New Hampshire does not keep track of abortion statistics and report aggregate non-identifying data to the federal Centers for Disease Control, unlike nearly every other state in the Union. Anyone who calls a stats law a threat to “abortion justice” needs to take up the matter with the CDC, which has published abortion surveillance data for decades.

New Hampshire has an unenforced buffer zone law, passed at the behest of abortion advocates who want to prevent any demonstration outside abortion facilities. Under the law, abortion facility managers may determine the time and location of activities on public sidewalks within 25 feet of the facility. The law draws no distinction between peaceful pro-life witness and violent confrontation. It does not require that laws against trespass or harassment be enforced before First Amendment rights are abrogated. No wonder the law’s unenforced. Would repeal of that buffer zone law represent a threat to “abortion justice”? Take that up with the U.S. Supreme Court, which unanimously struck down a very similar Massachusetts law, on narrow grounds. Even Justice Ginsburg joined that decision.

Respecting the dignity and value of each human life from conception onward is still a step too far for some of my neighbors who are drawn to phrases like “abortion justice” and “access to abortion.” We’ll get there, I hope. In the meantime, consider this: how much justice is there in not requiring medical involvement in abortion, or in failing to collect and report abortion data to the CDC, or in trying to abrogate First Amendment rights of public, peaceful, prayerful pro-life witnesses?

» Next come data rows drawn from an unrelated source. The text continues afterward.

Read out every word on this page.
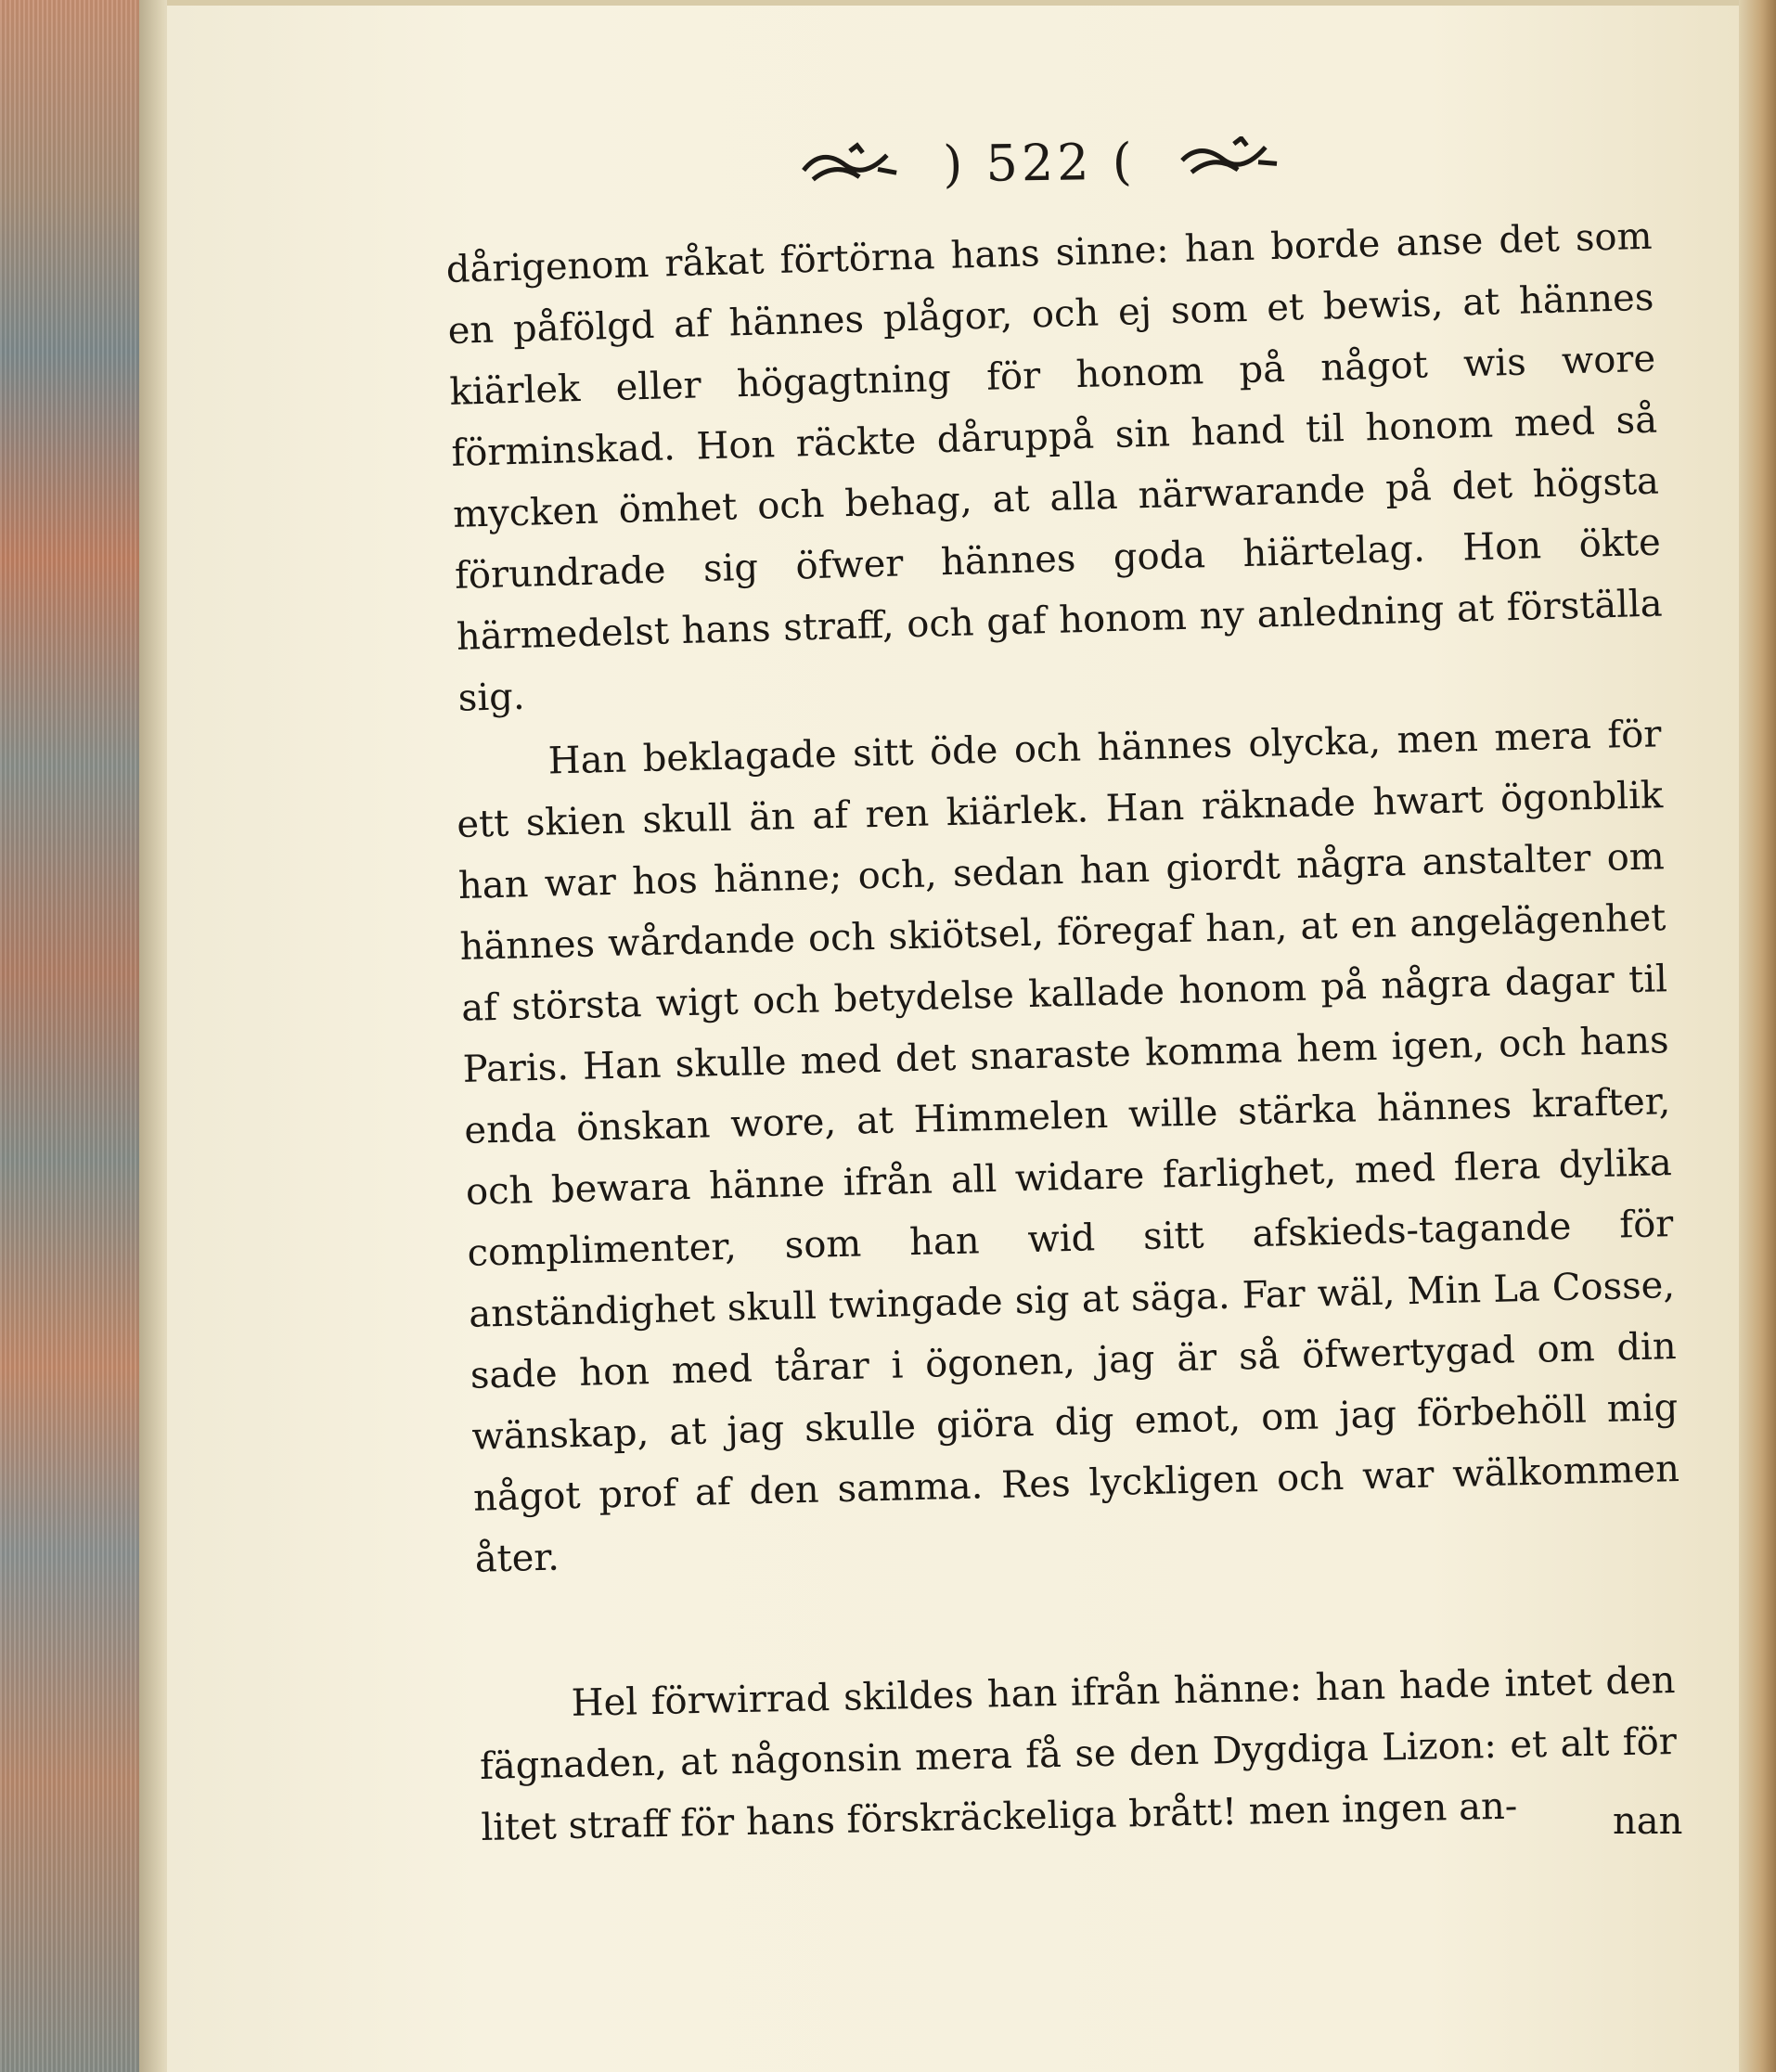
) 522 (

dårigenom råkat förtörna hans sinne: han borde anse det som en påfölgd af hännes plågor, och ej som et bewis, at hännes kiärlek eller högagtning för honom på något wis wore förminskad. Hon räckte dåruppå sin hand til honom med så mycken ömhet och behag, at alla närwarande på det högsta förundrade sig öfwer hännes goda hiärtelag. Hon ökte härmedelst hans straff, och gaf honom ny anledning at förställa sig.

Han beklagade sitt öde och hännes olycka, men mera för ett skien skull än af ren kiärlek. Han räknade hwart ögonblik han war hos hänne; och, sedan han giordt några anstalter om hännes wårdande och skiötsel, föregaf han, at en angelägenhet af största wigt och betydelse kallade honom på några dagar til Paris. Han skulle med det snaraste komma hem igen, och hans enda önskan wore, at Himmelen wille stärka hännes krafter, och bewara hänne ifrån all widare farlighet, med flera dylika complimenter, som han wid sitt afskieds-tagande för anständighet skull twingade sig at säga. Far wäl, Min La Cosse, sade hon med tårar i ögonen, jag är så öfwertygad om din wänskap, at jag skulle giöra dig emot, om jag förbehöll mig något prof af den samma. Res lyckligen och war wälkommen åter.

Hel förwirrad skildes han ifrån hänne: han hade intet den fägnaden, at någonsin mera få se den Dygdiga Lizon: et alt för litet straff för hans förskräckeliga brått! men ingen an-	nan
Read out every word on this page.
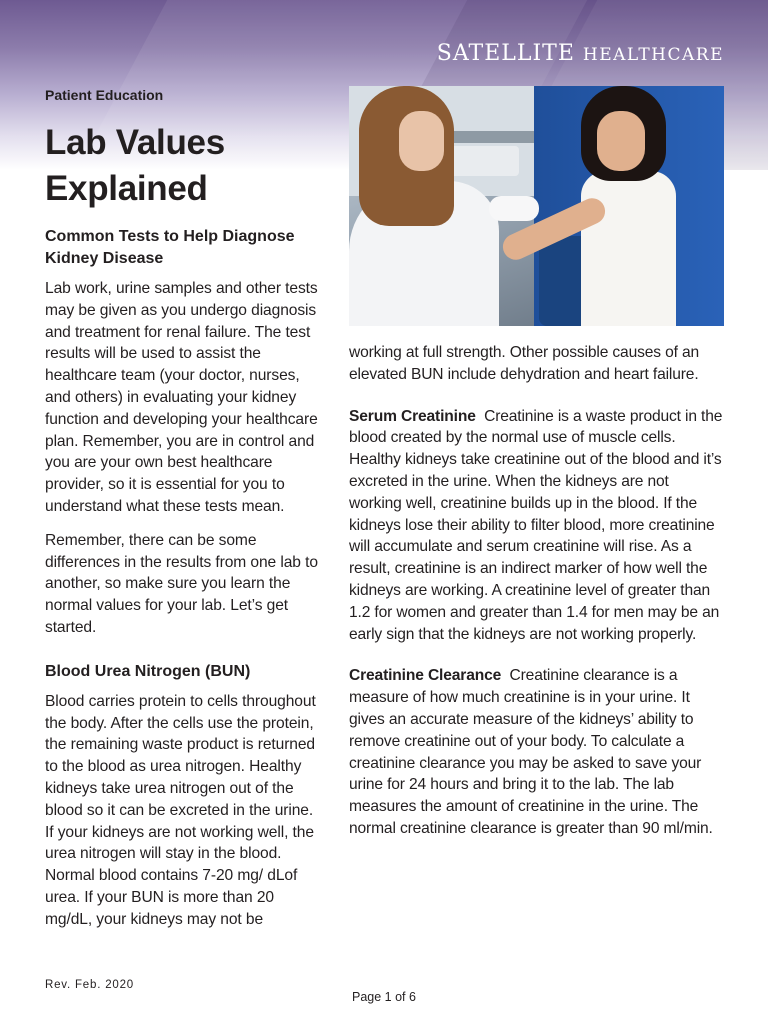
SATELLITE HEALTHCARE
Patient Education
Lab Values
Explained
Common Tests to Help Diagnose Kidney Disease

Lab work, urine samples and other tests may be given as you undergo diagnosis and treatment for renal failure. The test results will be used to assist the healthcare team (your doctor, nurses, and others) in evaluating your kidney function and developing your healthcare plan. Remember, you are in control and you are your own best healthcare provider, so it is essential for you to understand what these tests mean.

Remember, there can be some differences in the results from one lab to another, so make sure you learn the normal values for your lab. Let’s get started.

Blood Urea Nitrogen (BUN)

Blood carries protein to cells throughout the body. After the cells use the protein, the remaining waste product is returned to the blood as urea nitrogen. Healthy kidneys take urea nitrogen out of the blood so it can be excreted in the urine. If your kidneys are not working well, the urea nitrogen will stay in the blood. Normal blood contains 7-20 mg/ dLof urea. If your BUN is more than 20 mg/dL, your kidneys may not be

working at full strength. Other possible causes of an elevated BUN include dehydration and heart failure.

Serum Creatinine Creatinine is a waste product in the blood created by the normal use of muscle cells. Healthy kidneys take creatinine out of the blood and it’s excreted in the urine. When the kidneys are not working well, creatinine builds up in the blood. If the kidneys lose their ability to filter blood, more creatinine will accumulate and serum creatinine will rise. As a result, creatinine is an indirect marker of how well the kidneys are working. A creatinine level of greater than 1.2 for women and greater than 1.4 for men may be an early sign that the kidneys are not working properly.

Creatinine Clearance Creatinine clearance is a measure of how much creatinine is in your urine. It gives an accurate measure of the kidneys’ ability to remove creatinine out of your body. To calculate a creatinine clearance you may be asked to save your urine for 24 hours and bring it to the lab. The lab measures the amount of creatinine in the urine. The normal creatinine clearance is greater than 90 ml/min.

Rev. Feb. 2020
Page 1 of 6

Rallies come and go, and these abortion-advocacy gatherings will be no different. If they leave anything in their wake, I hope it will be the jarring impression left by the oxymoron “abortion justice.”

Recent House roll calls: limiting late-term abortion, HB 625

The New Hampshire House voted 191-160 to pass HB 625, limiting abortions after 24 weeks’ gestation, with an exception for a mother’s medical emergency. The roll call is on the General Court website.

Contact information for representatives is on the General Court site as well. Thank-yous where they’re due would undoubtedly be welcomed.

A few notes

Committee recommendation overturned

Before voting on an “Ought to Pass” motion, the House had to take up the Judiciary Committee’s 11-10 recommendation of “Inexpedient to Legislate.” The House overturned the committee recommendation, as it later did with the committee’s ITL recommendation for HB 233 (born-alive protection).

No walkout

Unlike with the born-alive protection bill, there was no walkout by HB 625’s opponents. Only thirteen representatives are on the roll call as “Not Voting.”

Protecting born-alive children triggered a walkout by some House members, while limiting abortion did not. Interesting contrast there.

I have a separate post on the born-alive vote.

Party lines

The vote was generally along party lines, with Republicans in the majority. The exceptions are noted here.

Three Democrats joined 188 Republicans in voting “Ought to Pass (OTP)”: Richard Ames (Jaffrey), Stacie-Marie Laughton (Nashua), and John Mann (Alstead).

Fourteen Republicans joined 146 Democrats in opposing the OTP motion: James Allard (Pittsfield), Lex Berezhny (Grafton), Joseph Depalma IV (Littleton), Oliver Ford (Chester), Edward “Ned” Gordon (Bristol; Chairman of House Judiciary; voted against bill in committee), John Hunt (Rindge), John Lewicke (Mason), Norman Major (Plaistow), James Mason (Franklin), Russell Ober (Hudson), Diane Pauer (Brookline), Andrew Prout (Hudson), Dan Wolf (Newbury), and Josh Yokela (Fremont).

Next step

HB 625 will head to the Senate, where Republicans hold a 14-10 majority. As seen with the House roll call, though, party lines won’t necessarily hold.